The 365th day of the second year of Faith and Fear in Flushing is nearing completion. Tomorrow we, like Reyes to Valentin to Delgado, turn two.
We includes you, gentle reader. The comments you post, the e-mails you send and the vibes you put out have convinced me that what we’ve got here is far more than a two-man operation.
I learned who we were in that sense in our second year on the job, not so much via a V8 moment, rather by a slow build of realization that it wasn’t just Jason and me writing, you reading and the twain never-shall-meeting. The twain met, all right. The tipping point for our evolved relationship, at least from my perspective, was the same one that sent our Mets from running roughshod over the National League to having a title to show for it.
It was the magic number countdown. Remember that? 18 For 18 [1], 17 For 17 [2] and all the way down to 1 For 1 [3]? It was a throwaway idea almost, not completely original [4] by any means. What I started loving about it almost immediately was the way it brought us together in common mission. We made counting count.
There were insistences that each numeral get its due even if the magic number diminished by two at a time. There were genuine snorts of dissatisfaction when a numerical association I chose did not jibe with somebody else’s. There were mini-countdowns offered as addenda to the countdown from those who wanted to revel in this rare happenstance, this march to inevitable victory for which we’d waited collectively so long. Then it wouldn’t end when it was scheduled to in Pittsburgh, and we couldn’t have been sicker of magic numbers, but that’s just human and Mets fan nature.
The countdown was simply the portal to what awaited us: that overdue sequel to the 1988 divisional championship — captured on our native soil no less; its boozy aftermath; the collective impatience for the next step in the process (Dodgers? Padres? Padres? Dodgers?); the breath-holding over hurler health; and then, at last, the playoffs. We were all in it together up to our necks by then.
Great days would follow. When I allow myself to not get tangled up in red over the ultimate outcome, I see October 2006 through the prism of Faith and Fear, less for what Jason or I wrote than for how much and how often you wrote. We forged ourselves into an authentic community (I’d say family, but family is often a pain in the ass). I didn’t approach the keyboard without thinking of everybody who made themselves a part of it all. If I had to pick the one episode I’ll carry to my dotage from the seventh postseason in Mets history, it wouldn’t be called strike three, it wouldn’t be Y.F. Molina, it wouldn’t be Endy at the wall or the echoes of “Jose” to the sixth power or Lo Duca’s double tag or Holy Saturday or even the waves of fellow travelers sweeping me giddily from the LIRR platform as I sought a path to Gate E.
It would be that span from the moment Game Five ended in St. Louis until I left for Game Six at Shea. It would be Jason and I taking turns at warding off our own evil spirits and finding something positive to say so that we could, all of us, believe just a little longer.
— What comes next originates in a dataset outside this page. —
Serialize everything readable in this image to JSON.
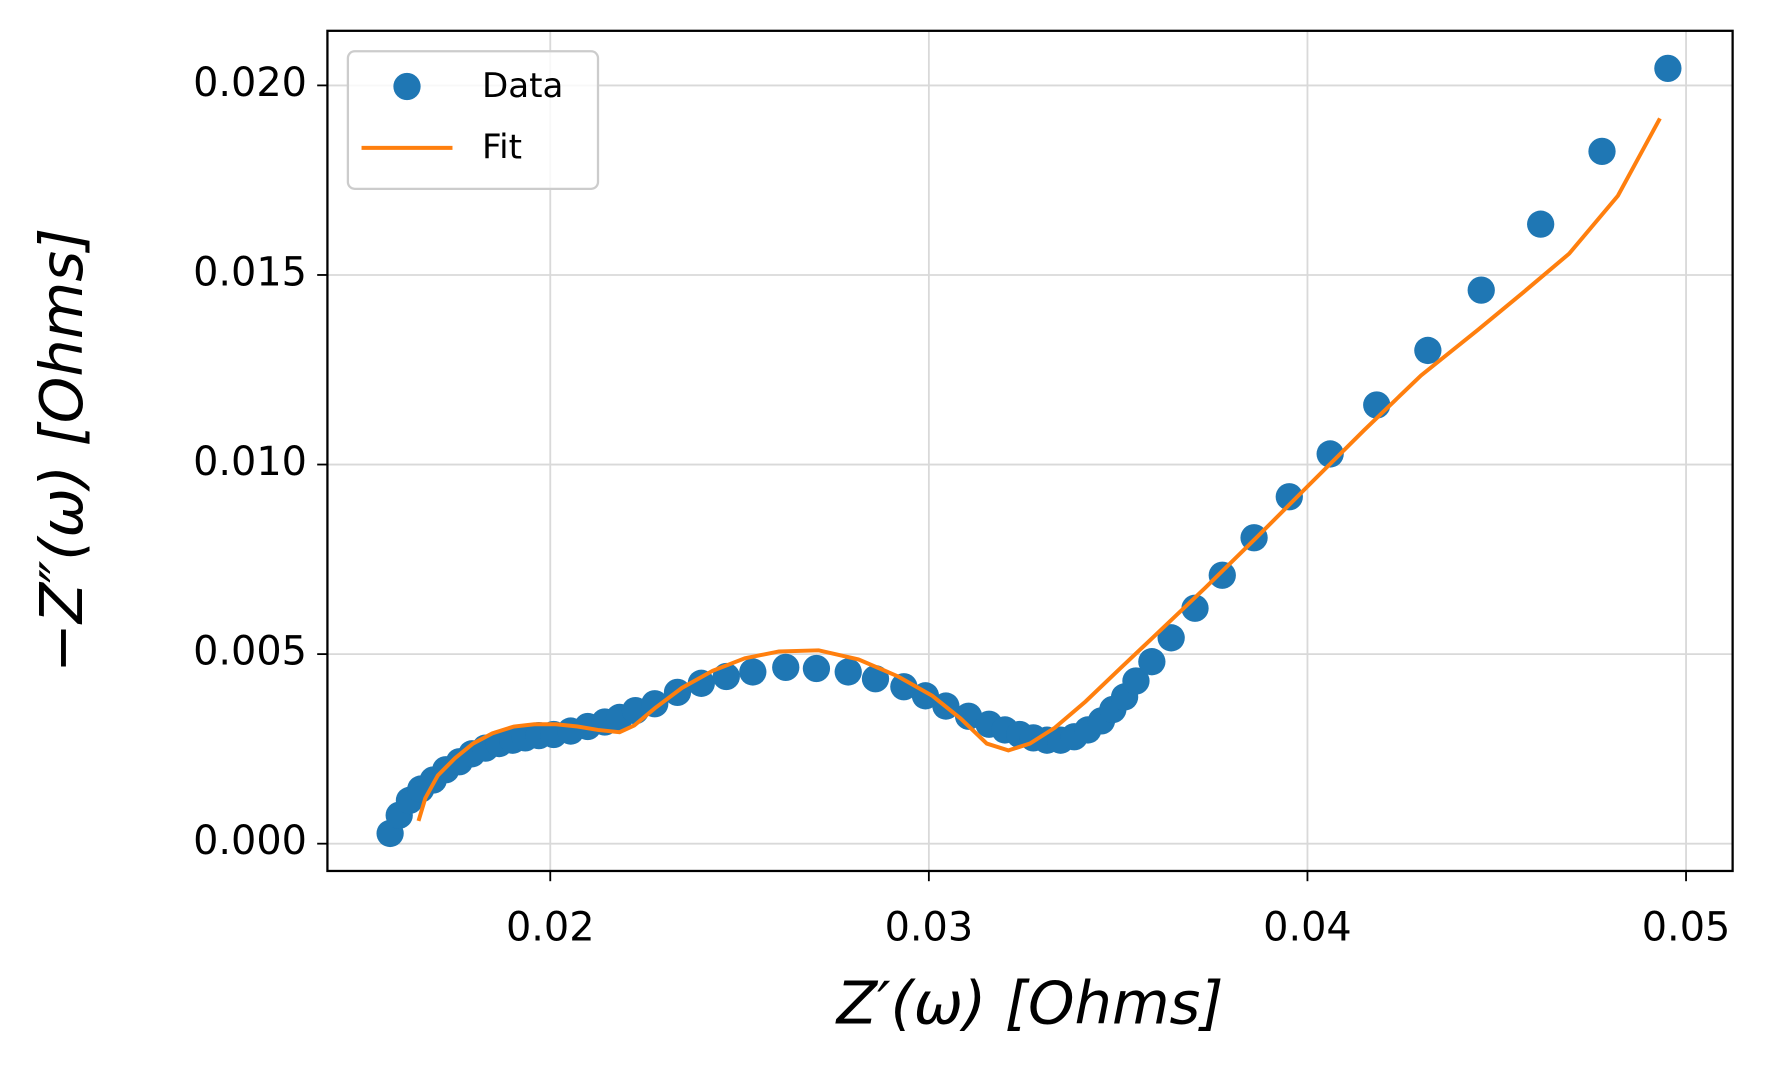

It would be the way everybody whose name isn’t on the masthead pitched in with one good thought after another, Faith triumphing over Fear in a blowout.
It worked [5]. One night only, but it worked.
October’s end enveloped us too quickly. Light grew scarce, air turned to ice, crowds leveled off in this space. But I’ve not lost the handle on the hours when each of us expressed our thoughts, our hopes, our prayers for this team like our Met lives depended on it [6]. We were something more to each other than just another click to another baseball bookmark. I’ve not looked at blogging the same since.
As prelude to Pitchers & Catchers and our third season on the beat, I was going to say something about it having been a long, cold lonely winter, but that would one-third false advertising. It’s been long. It’s been cold. But it’s never lonely here, not with all of us teaming up to be who we are.
Happy birthday to us. Let the third year be a charm.